There are also moments in a show where you have to be able to snap back to reality and think “here comes THAT part… get ready!”. These are moments where you have to be on point, you have to focus… you need to prepare. I had a few specific vocal phrases in Carmen that were exceptionally tricky that I needed to navigate very specifically. I needed every ounce of focus for those; Carmen had to take a back-burner to Cassandra in those moments. There were a couple of staging things, and memory spots in the music, that if I let go a little too much, would fly out the window, less than ideally. At these moments, it’s like your senses are heightened in some way. You can hear even the smallest of changes in the orchestra or in your cast mates. You can feel every part of your costume on your body move. As Carmen, barefoot, I could the floor touching every part of the bottom of my foot. You feel the subtle changes in your voice as it moves in and out of passages. Are you out of breath? It is as if your body becomes awake again in a new way.

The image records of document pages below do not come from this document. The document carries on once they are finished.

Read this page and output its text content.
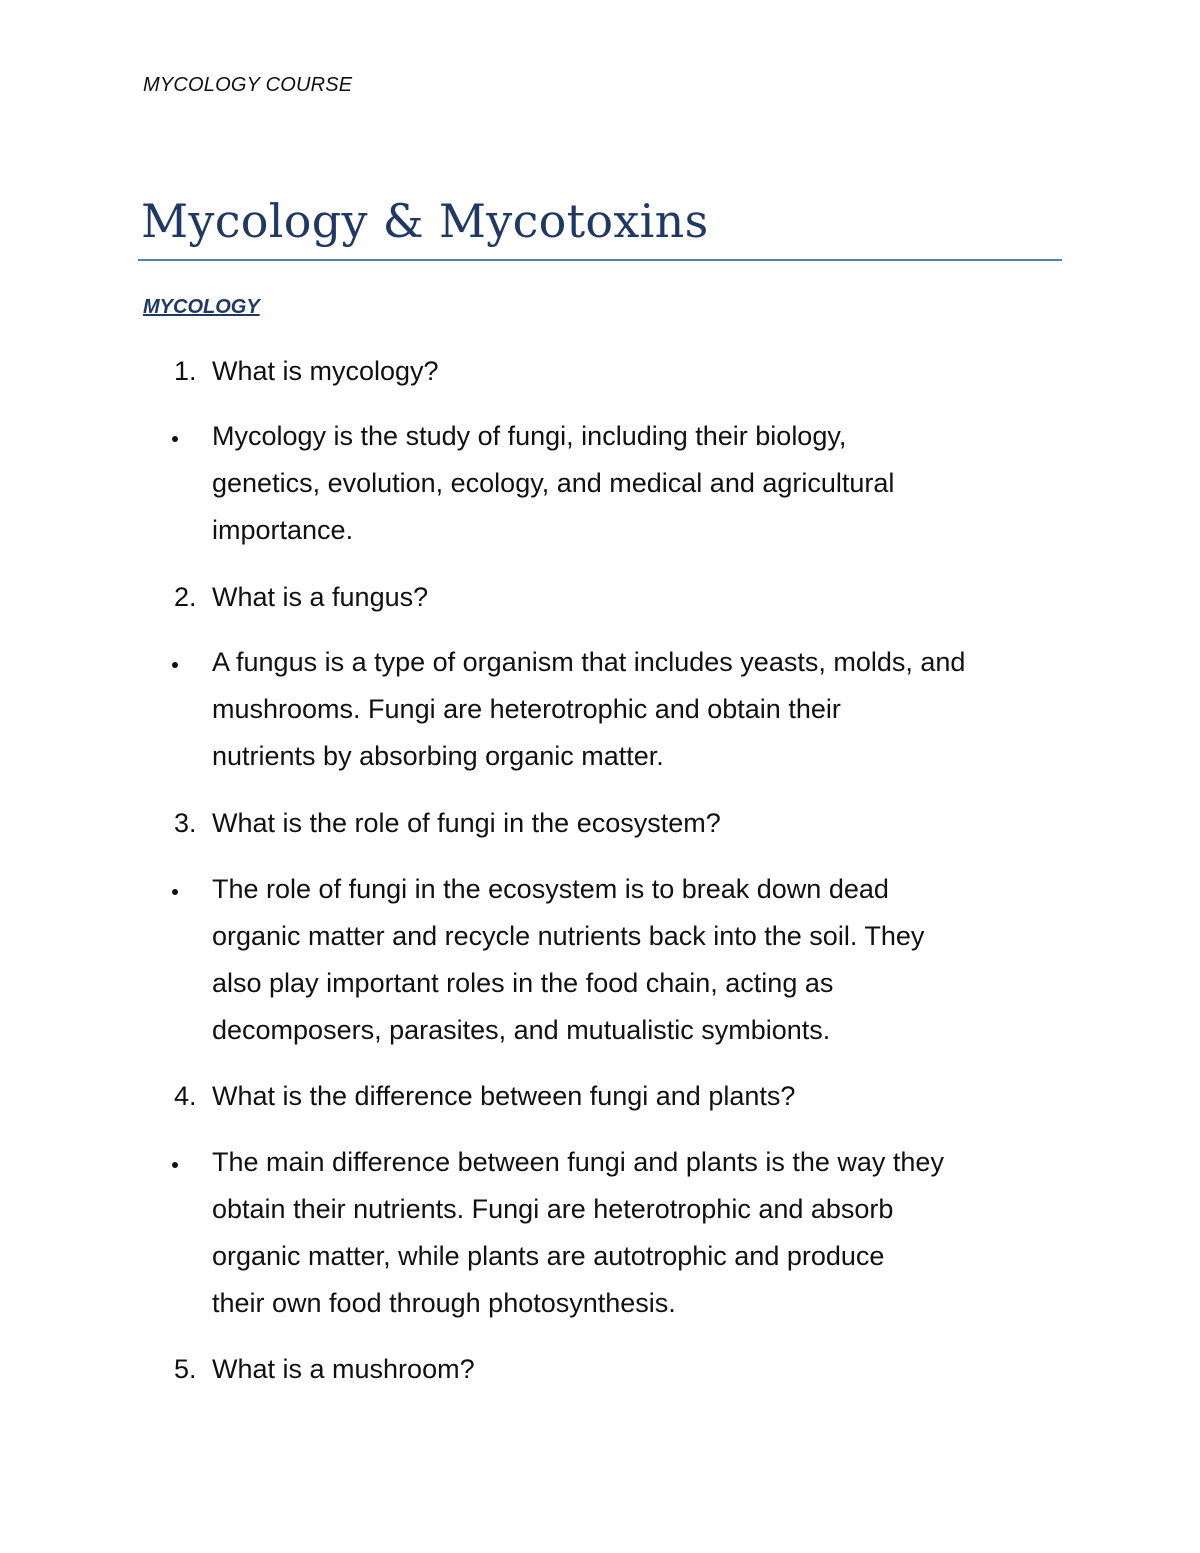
MYCOLOGY COURSE
Mycology & Mycotoxins
MYCOLOGY
1. What is mycology?
Mycology is the study of fungi, including their biology,
genetics, evolution, ecology, and medical and agricultural
importance.
2. What is a fungus?
A fungus is a type of organism that includes yeasts, molds, and
mushrooms. Fungi are heterotrophic and obtain their
nutrients by absorbing organic matter.
3. What is the role of fungi in the ecosystem?
The role of fungi in the ecosystem is to break down dead
organic matter and recycle nutrients back into the soil. They
also play important roles in the food chain, acting as
decomposers, parasites, and mutualistic symbionts.
4. What is the difference between fungi and plants?
The main difference between fungi and plants is the way they
obtain their nutrients. Fungi are heterotrophic and absorb
organic matter, while plants are autotrophic and produce
their own food through photosynthesis.
5. What is a mushroom?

As a performer you have to be able to identify when you can go in either direction. You have to be able to choose which way you turn, on a dime. Maybe that means you have already mapped out all the choices before a performance- when you can let go and when “auto-pilot” is too dangerous. The key is to make sure that auto-pilot never goes too far, where you can’t snap back should the unexpected happen- your colleague misses a cue, your costume gets stuck on the tambourine (over and over), the orchestra is slower than they were at this part yesterday. You have to be able to maneuver between the two seamlessly, where character is not dropped, captivation is never released and the moment is never interrupted. Did I mention that this is all easier said than done?
Job well done, to all those involved in La Tragedie de Carmen! The show was a success! What a joy it was to work with you all!!!